9.3x57
(.450 member)
10/12/07 03:22 PM
Re: Target for zeroing with open sights

JPK: I agree that some peeps do block a substantial amount of view. One that doesn't is the old Swedish jaktdiopter. I have one on a Husqvarna Model 46 and it works well for me.

I wonder if the following two fellows were Cork Poppers?

Old John Buhmiller, the barrel-maker turned elephant hunter favored the wide V rear {he must have been sober most of the time} mated with {oops, here comes the bottle...} a thick wide BLADE up front which according to Bob Bell in Gun Digest, 54th Edition, he kept painted white. Mentioned elsewhere, I can vouch for this painting business myself, though due to conditions here, often black serves best. Buhmiller favored this combination even over a large peep.

And some may remember the late Harold Johnson, the originator of the .450 Alaskan. Possibly he grabbed the whole jug, as during his years in Alaska for bear hunting and on the custom guns he made, he favored the SOURDOUGH front mated with an adjustable peep rear with the threaded aperture insert removed. Cited in Handloader August 1999.

Two more guys I would have liked to have in the discussion here and I'd have been happy to provide the bottle.

And then there is Craig Boddington. He has stated in print he likes the V/Bead for an open sight on big critters but finds the peep faster and more precise. I wonder if he is a cork popper? Maybe just sometimes...

So, back to the actual topic for a moment.

If I remember correctly, you actually asked for target types used for zeroing. I assume that means paper. At least it does for me. Not sure for others:

Here are several I find useful.

The large target is the Norwegian hunting test target. ErikD will be familiar with this one. The smaller ones are of my own design, using the principles of the norsk target.

Use whatever to set your sights, a small dot on a large white background, a round bull, an anchor-type or whatever. I frequently use a small 1" square of masking tape placed on the center of the Facing Deer target pictured below.

Once sights are set, the use of the silhouettes establish exactly how you use them on asymmetrical targets {not many round bulls in the field}. I submit that if a fellow has to go through some complicated holding or gymnastication to use a set of sights he's better off with different type, but to each his own. I place the top edge of the front sight where I want the bullet to go and shoot.

The Facing Deer is a symmetrical target, and very easy to hold on. The Broadside Coyote is less so, and ditto the Broadside Cow Elk. We shoot all of them at various ranges from field positions after zeroing, no bench allowed, but the point is that the targets have lightly scratched kill zones that cannot be seen with the naked eye when shooting. The targets do not lie. the shots are either in or out. I have used them to teach limits of shooting ability and they seem to be a bit of a revelation for some.

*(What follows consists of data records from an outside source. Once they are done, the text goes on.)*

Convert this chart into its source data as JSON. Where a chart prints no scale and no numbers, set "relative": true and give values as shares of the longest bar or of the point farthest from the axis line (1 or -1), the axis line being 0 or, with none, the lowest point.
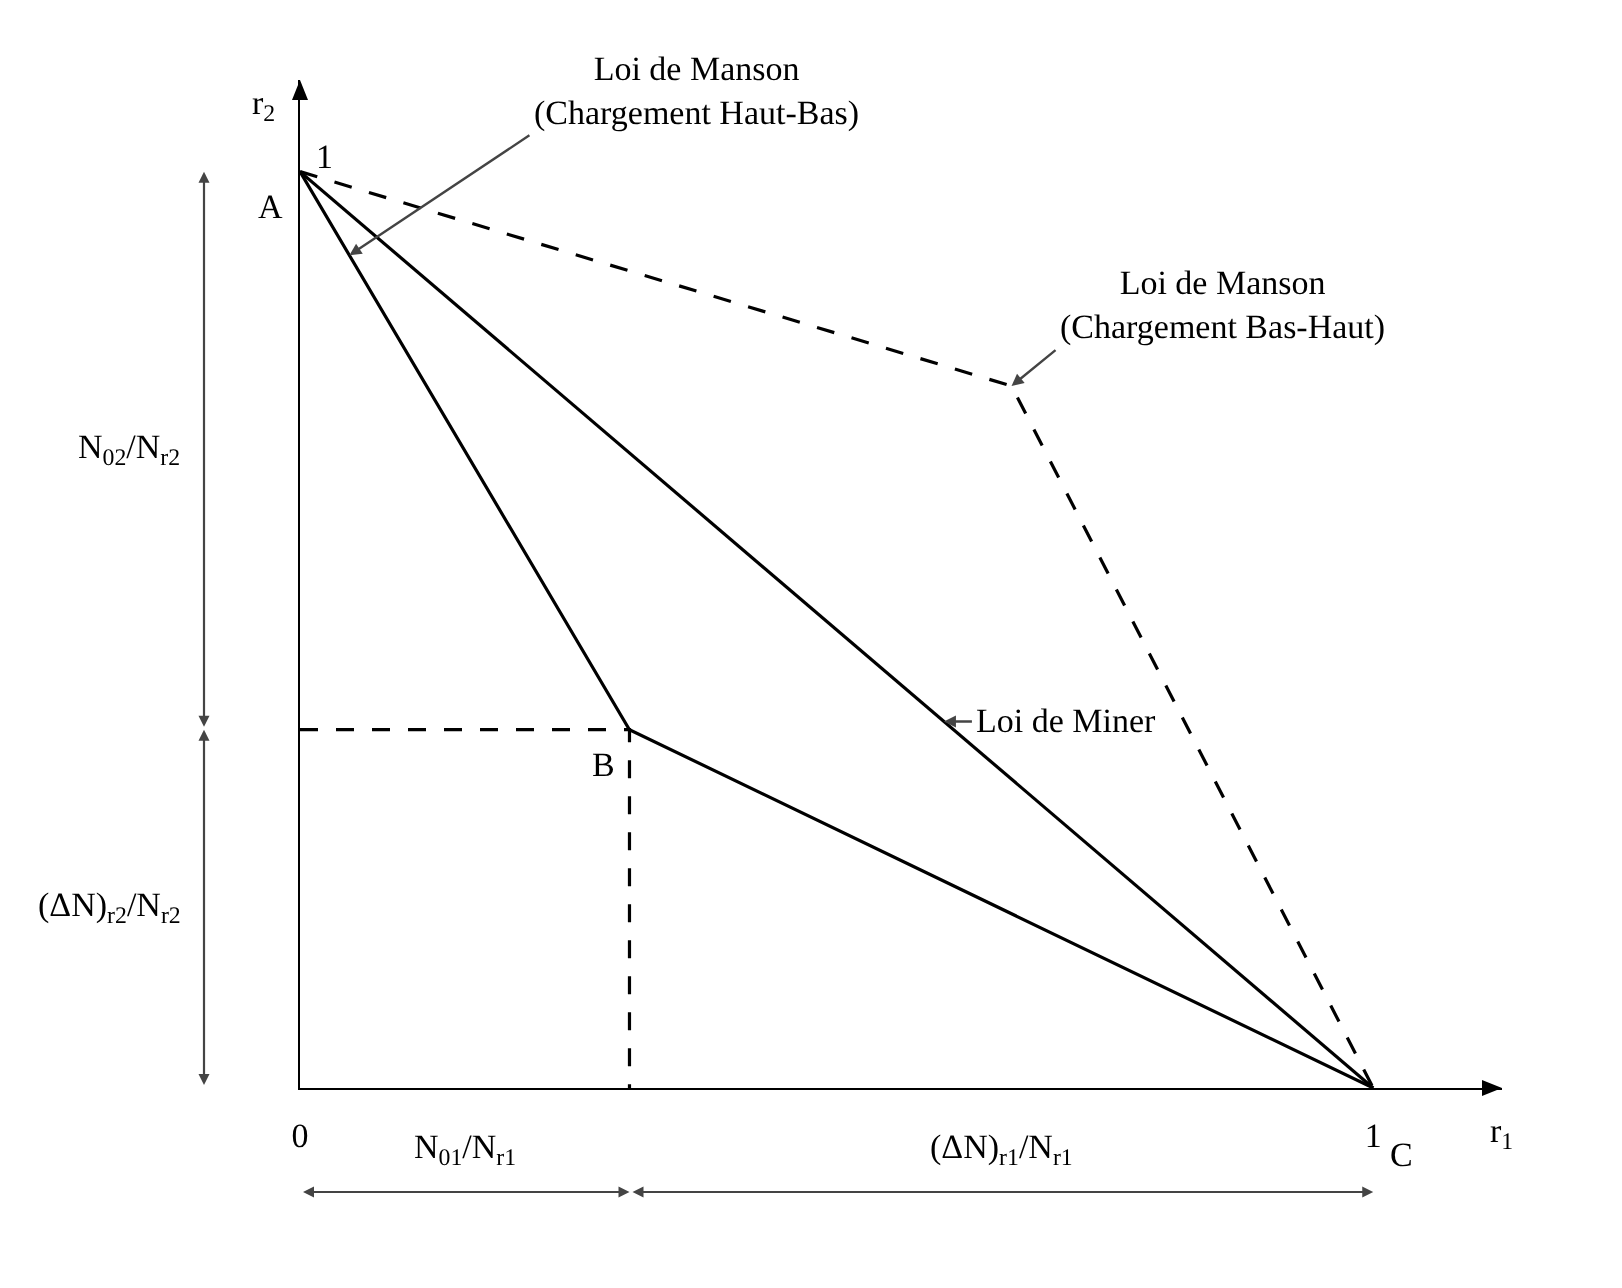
{
  "chart_data": {
    "type": "line",
    "xlabel": "r$_{1}$",
    "ylabel": "r$_{2}$",
    "xlim": [
      0,
      1.12
    ],
    "xticks": [
      0,
      1
    ],
    "relative": true,
    "grid": false,
    "series": [
      {
        "name": "Loi de Miner",
        "color": "#000000",
        "x": [
          0,
          1
        ],
        "values": [
          1,
          0
        ],
        "line_style": "solid"
      },
      {
        "name": "Loi de Manson\n(Chargement Haut-Bas)",
        "color": "#000000",
        "x": [
          0,
          0.307,
          1
        ],
        "values": [
          1,
          0.391,
          0
        ],
        "line_style": "solid"
      },
      {
        "name": "Loi de Manson\n(Chargement Bas-Haut)",
        "color": "#000000",
        "x": [
          0,
          0.663,
          1
        ],
        "values": [
          1,
          0.766,
          0
        ],
        "line_style": "dashed"
      },
      {
        "color": "#000000",
        "x": [
          0,
          0.307,
          0.307
        ],
        "values": [
          0.391,
          0.391,
          0
        ],
        "line_style": "dashed"
      }
    ],
    "annotations": [
      {
        "text": "A",
        "x": 0,
        "y": 1
      },
      {
        "text": "B",
        "x": 0.307,
        "y": 0.391
      },
      {
        "text": "C",
        "x": 1,
        "y": 0
      },
      "1",
      "N$_{02}$/N$_{r2}$",
      "(ΔN)$_{r2}$/N$_{r2}$",
      "N$_{01}$/N$_{r1}$",
      "(ΔN)$_{r1}$/N$_{r1}$"
    ]
  }
}
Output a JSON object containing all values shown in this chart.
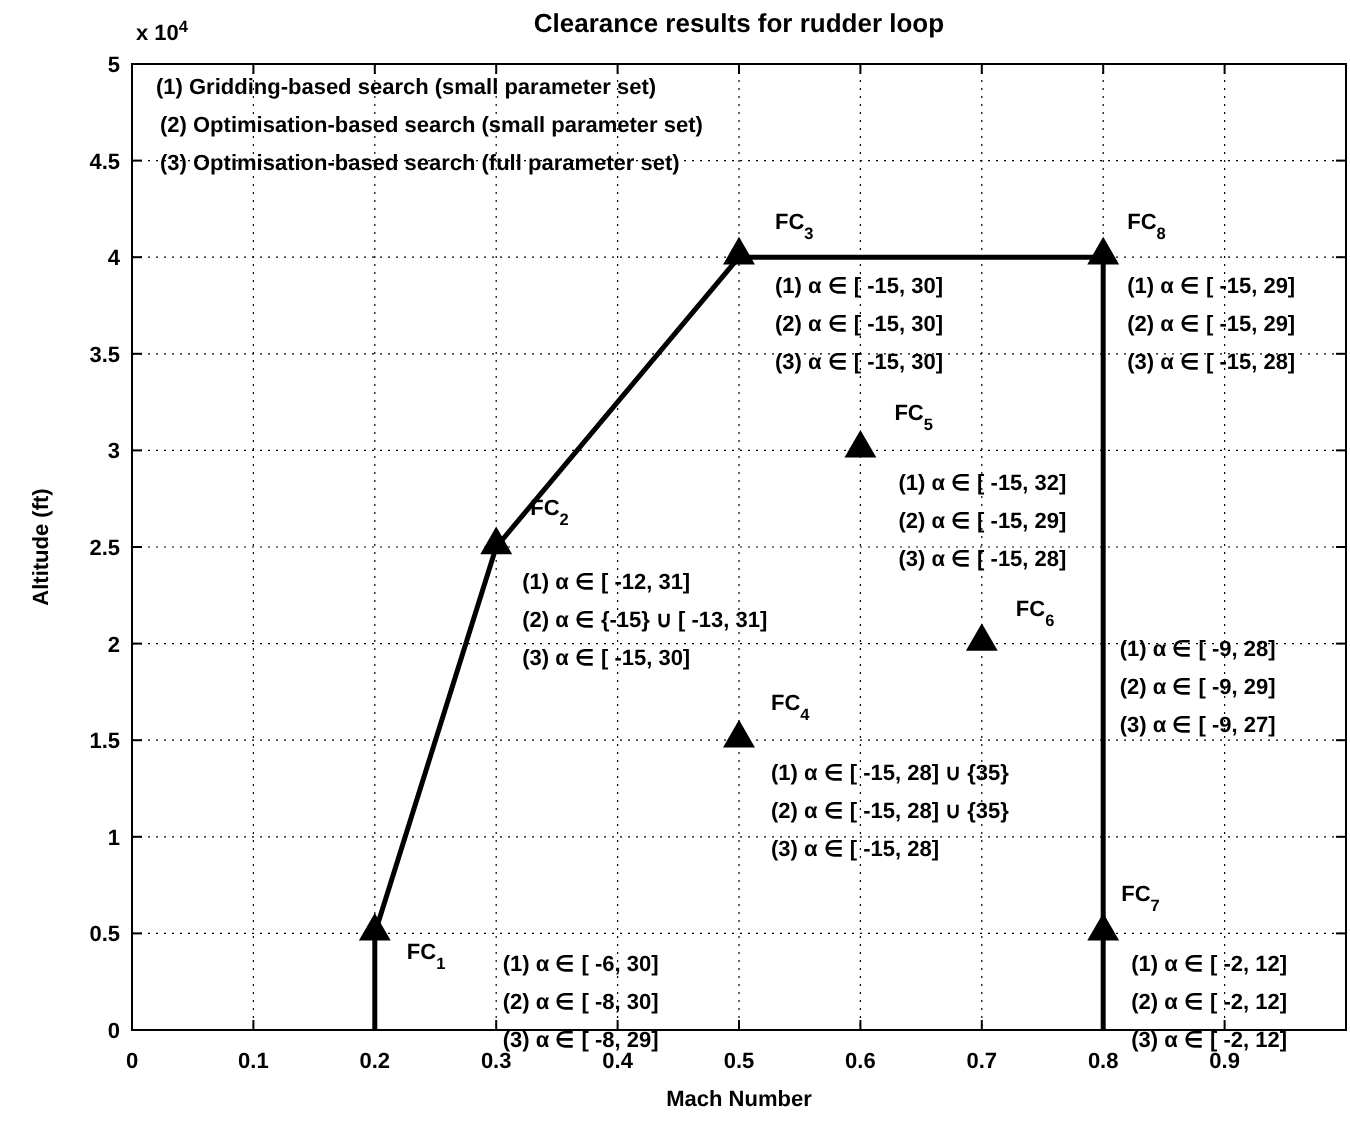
{
  "chart_data": {
    "type": "line",
    "title": "Clearance results for rudder loop",
    "xlabel": "Mach Number",
    "ylabel": "Altitude (ft)",
    "xlim": [
      0,
      1
    ],
    "ylim": [
      0,
      5
    ],
    "xticks": [
      0,
      0.1,
      0.2,
      0.3,
      0.4,
      0.5,
      0.6,
      0.7,
      0.8,
      0.9
    ],
    "yticks": [
      0,
      0.5,
      1,
      1.5,
      2,
      2.5,
      3,
      3.5,
      4,
      4.5,
      5
    ],
    "grid": true,
    "series": [
      {
        "color": "#000000",
        "x": [
          0.2,
          0.2,
          0.3,
          0.5,
          0.8,
          0.8
        ],
        "values": [
          0,
          0.5,
          2.5,
          4,
          4,
          0
        ],
        "marker": "none",
        "line_style": "solid"
      },
      {
        "type": "scatter",
        "color": "#000000",
        "x": [
          0.2,
          0.3,
          0.5,
          0.5,
          0.6,
          0.7,
          0.8,
          0.8
        ],
        "values": [
          0.5,
          2.5,
          4,
          1.5,
          3,
          2,
          0.5,
          4
        ],
        "marker": "triangle"
      }
    ],
    "annotations": [
      "x 10$^{4}$",
      "(1) Gridding-based search (small parameter set)",
      "(2) Optimisation-based search (small parameter set)",
      "(3) Optimisation-based search (full parameter set)",
      {
        "text": "FC$_{1}$",
        "x": 0.2,
        "y": 0.5
      },
      "(1) α ∈ [ -6, 30]",
      "(2) α ∈ [ -8, 30]",
      "(3) α ∈ [ -8, 29]",
      {
        "text": "FC$_{2}$",
        "x": 0.3,
        "y": 2.5
      },
      "(1) α ∈ [ -12, 31]",
      "(2) α ∈ {-15} ∪ [ -13, 31]",
      "(3) α ∈ [ -15, 30]",
      {
        "text": "FC$_{3}$",
        "x": 0.5,
        "y": 4
      },
      "(1)  α ∈ [ -15, 30]",
      "(2) α ∈ [ -15, 30]",
      "(3) α ∈ [ -15, 30]",
      {
        "text": "FC$_{4}$",
        "x": 0.5,
        "y": 1.5
      },
      "(1) α ∈ [ -15, 28] ∪ {35}",
      "(2) α ∈ [ -15, 28] ∪ {35}",
      "(3) α ∈ [ -15, 28]",
      {
        "text": "FC$_{5}$",
        "x": 0.6,
        "y": 3
      },
      "(1) α ∈ [ -15, 32]",
      "(2) α ∈ [ -15, 29]",
      "(3) α ∈ [ -15, 28]",
      {
        "text": "FC$_{6}$",
        "x": 0.7,
        "y": 2
      },
      "(1) α ∈ [ -9, 28]",
      "(2) α ∈ [ -9, 29]",
      "(3) α ∈ [ -9, 27]",
      {
        "text": "FC$_{7}$",
        "x": 0.8,
        "y": 0.5
      },
      "(1) α ∈ [ -2, 12]",
      "(2) α ∈ [ -2, 12]",
      "(3) α ∈ [ -2, 12]",
      {
        "text": "FC$_{8}$",
        "x": 0.8,
        "y": 4
      },
      "(1) α ∈ [ -15, 29]",
      "(2) α ∈ [ -15, 29]",
      "(3) α ∈ [ -15, 28]"
    ]
  }
}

I consider an 8 inch circle to be a conservative diameter of a deer kill zone, and six inches ditto for the coyote. If a fellow cannot on-command place 5 shots inside the 8 inch kill zone on the "Elk" {with no shots outside the invisible circle} at a given range, then he shouldn't be shooting at a deer at that range in the field. In practice, I will take any shot given on a coyote or dog {even a mere wound is A OK by me} but the Coyote target is a good one for practice anyway, particularly for pistol when approaching a trapped yote that might "erupt" and break away when seeing the trapper.

The targets are instructive. Granted, small varmints obviously demand a level of precision far beyond 8 inches at 100 meters but for deer we find these targets very helpful when used at all ranges. I have seen many otherwise confident shooters throw wide shots on the targets, followed by excuses. As I tell my kids, a target, paper or critter, doesn't lie. You can either hit it, or you can't. I confess, part of the reason I quit using beads was that I got unexplainable flyers on these types of targets at ranges beyond 50 meters.

Hopefully they may be of some use to you.